In the end, Garfield won — albeit by a razor-thin popular vote margin, less than 2,000 votes out of more than 9.2 million cast. (His electoral victory was far more decisive, 214 to 155.) His presidency began with big promises, including plans to clean up government and fund a universal system of public education. His only actual major achievement, however, was one Supreme Court appointment. On July 2, 1881, after less than four months in office, Garfield was shot in the back at a Washington railroad station by a failed writer and lawyer named Charles Guiteau, who believed the new president owed him a lucrative appointment. 

That wasn't the end of the story: The gunshot wound was relatively minor, and even in the 19th century was potentially survivable. But Garfield's doctors rejected the newfangled notion that they should wash their hands, and he apparently suffered a major infection as a result. To this day medical experts don't exactly agree what went wrong, but after a few weeks of apparent recovery, Garfield gradually declined and finally died on Sept. 19, two and a half months after the shooting. 

If Garfield had survived, both his contemporaries and later scholars have agreed, history might have been different. He would have had carte blanche for at least the next few months after his recovery. The world had breathlessly followed every news report on his health, and during the period when he could still work after the shooting, Garfield considered initiatives to address racial inequality and further honest government. It's entirely likely that in a full term he would have proposed creative policies we can barely imagine today. 

Of course Garfield had his flaws. He sometimes moderated his positions in Congress out of political opportunism, and was implicated in a banking scandal that involved corruption in financing the Union Pacific Railroad.

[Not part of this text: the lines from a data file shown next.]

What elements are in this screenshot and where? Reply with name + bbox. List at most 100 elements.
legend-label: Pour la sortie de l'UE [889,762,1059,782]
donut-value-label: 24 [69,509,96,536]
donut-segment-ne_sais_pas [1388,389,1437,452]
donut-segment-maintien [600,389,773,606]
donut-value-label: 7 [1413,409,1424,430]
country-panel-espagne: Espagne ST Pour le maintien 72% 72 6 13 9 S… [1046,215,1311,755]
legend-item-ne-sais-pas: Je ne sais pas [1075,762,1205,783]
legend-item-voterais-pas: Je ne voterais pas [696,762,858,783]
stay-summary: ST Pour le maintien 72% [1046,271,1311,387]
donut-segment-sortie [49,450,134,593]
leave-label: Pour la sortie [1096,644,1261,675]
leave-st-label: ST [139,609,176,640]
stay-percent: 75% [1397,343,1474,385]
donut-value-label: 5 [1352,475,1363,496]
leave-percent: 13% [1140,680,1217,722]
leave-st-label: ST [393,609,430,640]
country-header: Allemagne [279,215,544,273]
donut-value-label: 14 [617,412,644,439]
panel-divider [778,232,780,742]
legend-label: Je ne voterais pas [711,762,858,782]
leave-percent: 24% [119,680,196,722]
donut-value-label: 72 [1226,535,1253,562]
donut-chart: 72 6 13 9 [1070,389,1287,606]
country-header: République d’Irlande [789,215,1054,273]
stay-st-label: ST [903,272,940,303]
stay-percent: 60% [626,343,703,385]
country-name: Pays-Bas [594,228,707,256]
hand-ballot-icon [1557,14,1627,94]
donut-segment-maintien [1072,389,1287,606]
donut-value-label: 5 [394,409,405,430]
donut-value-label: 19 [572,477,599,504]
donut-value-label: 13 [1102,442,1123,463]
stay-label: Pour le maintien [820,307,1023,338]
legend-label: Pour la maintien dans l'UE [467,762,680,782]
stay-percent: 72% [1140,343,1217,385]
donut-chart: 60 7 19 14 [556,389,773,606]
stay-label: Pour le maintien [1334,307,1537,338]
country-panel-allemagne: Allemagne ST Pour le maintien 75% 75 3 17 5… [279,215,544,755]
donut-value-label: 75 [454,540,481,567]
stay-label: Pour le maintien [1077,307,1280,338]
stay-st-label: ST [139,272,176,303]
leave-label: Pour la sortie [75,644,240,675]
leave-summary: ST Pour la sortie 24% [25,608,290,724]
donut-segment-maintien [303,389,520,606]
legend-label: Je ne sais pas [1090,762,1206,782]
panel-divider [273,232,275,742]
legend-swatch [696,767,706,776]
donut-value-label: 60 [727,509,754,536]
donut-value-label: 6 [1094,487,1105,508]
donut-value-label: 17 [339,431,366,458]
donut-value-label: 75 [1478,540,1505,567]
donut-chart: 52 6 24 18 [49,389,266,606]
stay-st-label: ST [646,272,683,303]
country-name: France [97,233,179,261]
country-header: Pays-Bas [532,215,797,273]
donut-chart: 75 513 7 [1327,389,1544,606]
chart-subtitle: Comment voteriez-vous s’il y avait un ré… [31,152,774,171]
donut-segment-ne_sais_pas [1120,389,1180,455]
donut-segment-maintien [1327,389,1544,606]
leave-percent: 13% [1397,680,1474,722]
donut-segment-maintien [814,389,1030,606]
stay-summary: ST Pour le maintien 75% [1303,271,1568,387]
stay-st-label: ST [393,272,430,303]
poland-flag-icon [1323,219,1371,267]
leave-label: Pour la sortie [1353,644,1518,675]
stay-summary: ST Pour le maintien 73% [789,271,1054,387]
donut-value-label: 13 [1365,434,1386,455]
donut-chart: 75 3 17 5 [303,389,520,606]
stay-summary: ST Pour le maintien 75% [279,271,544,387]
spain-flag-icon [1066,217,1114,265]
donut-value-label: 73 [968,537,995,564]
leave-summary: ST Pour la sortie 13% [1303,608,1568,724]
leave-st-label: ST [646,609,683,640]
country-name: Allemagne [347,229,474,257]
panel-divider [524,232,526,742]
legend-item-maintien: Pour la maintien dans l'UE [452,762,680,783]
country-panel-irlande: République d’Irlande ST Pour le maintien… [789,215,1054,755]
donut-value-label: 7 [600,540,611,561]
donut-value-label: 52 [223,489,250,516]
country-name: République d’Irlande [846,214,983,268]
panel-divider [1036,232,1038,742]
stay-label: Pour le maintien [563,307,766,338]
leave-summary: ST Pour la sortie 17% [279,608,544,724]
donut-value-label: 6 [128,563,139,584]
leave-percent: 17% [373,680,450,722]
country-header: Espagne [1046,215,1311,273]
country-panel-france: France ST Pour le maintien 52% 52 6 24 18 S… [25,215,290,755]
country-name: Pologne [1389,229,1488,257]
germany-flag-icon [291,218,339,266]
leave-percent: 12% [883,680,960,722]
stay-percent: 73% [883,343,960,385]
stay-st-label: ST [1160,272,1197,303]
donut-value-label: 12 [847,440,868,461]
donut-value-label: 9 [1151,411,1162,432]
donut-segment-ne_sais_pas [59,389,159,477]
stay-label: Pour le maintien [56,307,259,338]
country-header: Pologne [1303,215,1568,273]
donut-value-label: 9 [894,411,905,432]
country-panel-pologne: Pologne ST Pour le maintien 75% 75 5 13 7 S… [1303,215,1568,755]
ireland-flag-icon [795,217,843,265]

I don't seek to depict him as a heroic martyr, only as an example of a political leader who genuinely wanted to do good things on a grand scale, but was frustrated by dreadful luck.

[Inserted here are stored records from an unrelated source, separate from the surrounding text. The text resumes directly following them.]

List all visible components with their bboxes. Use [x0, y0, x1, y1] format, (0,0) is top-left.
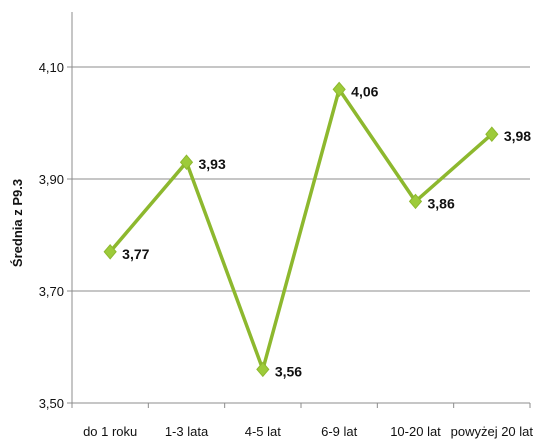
data-point-marker [485, 126, 499, 142]
data-point-marker [179, 154, 194, 170]
data-point-marker [256, 361, 270, 378]
data-label: 4,06 [351, 83, 378, 99]
data-label: 3,86 [428, 195, 455, 211]
gridlines [72, 66, 530, 292]
data-label: 3,77 [122, 246, 149, 262]
data-point-marker [332, 81, 346, 98]
x-tick-label: 10-20 lat [390, 424, 441, 439]
data-label: 3,98 [504, 128, 531, 144]
x-tick-label: powyżej 20 lat [451, 424, 534, 439]
y-tick-label: 4,10 [39, 60, 64, 75]
x-tick-label: 6-9 lat [321, 424, 358, 439]
x-tick-labels: do 1 roku 1-3 lata 4-5 lat 6-9 lat 10-20 lat… [83, 424, 533, 439]
series-layer [103, 81, 499, 378]
data-labels: 3,77 3,93 3,56 4,06 3,86 3,98 [122, 83, 531, 379]
x-tick-label: do 1 roku [83, 424, 137, 439]
y-axis-title: Średnia z P9.3 [10, 179, 25, 267]
data-point-marker [408, 193, 423, 210]
data-point-marker [103, 244, 117, 260]
y-tick-label: 3,70 [39, 284, 64, 299]
x-tick-label: 4-5 lat [245, 424, 282, 439]
axes [67, 12, 531, 408]
x-tick-label: 1-3 lata [165, 424, 209, 439]
y-tick-label: 3,50 [39, 396, 64, 411]
y-tick-label: 3,90 [39, 172, 64, 187]
y-tick-labels: 3,50 3,70 3,90 4,10 [39, 60, 64, 411]
series-line [108, 85, 493, 376]
data-label: 3,93 [199, 156, 226, 172]
data-label: 3,56 [275, 363, 302, 379]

If there are hopeful lessons to be drawn from the Garfield story, we have to look past its conclusion. Political wisdom suggested that the incumbent party — the most progressive one of the time — was doomed in the 1880 election, but Garfield defied that precedent through the sheer power of his personality, rhetoric and idealism. On a more pragmatic level, Republicans grasped that they didn't need to reinvent the wheel to overcome the hurdles of incumbency. They just had to motivate their most loyal voters, and refuse to waver in the face of bad-faith attacks by their opponents.

Finally, the Garfield story is another reminder that the old adage about history repeating itself remains true. It is frustrating when that means the bad luck of the past can come back to bite us in the present — but it is comforting because things can also get better, if we keep the past visible in our rearview mirror.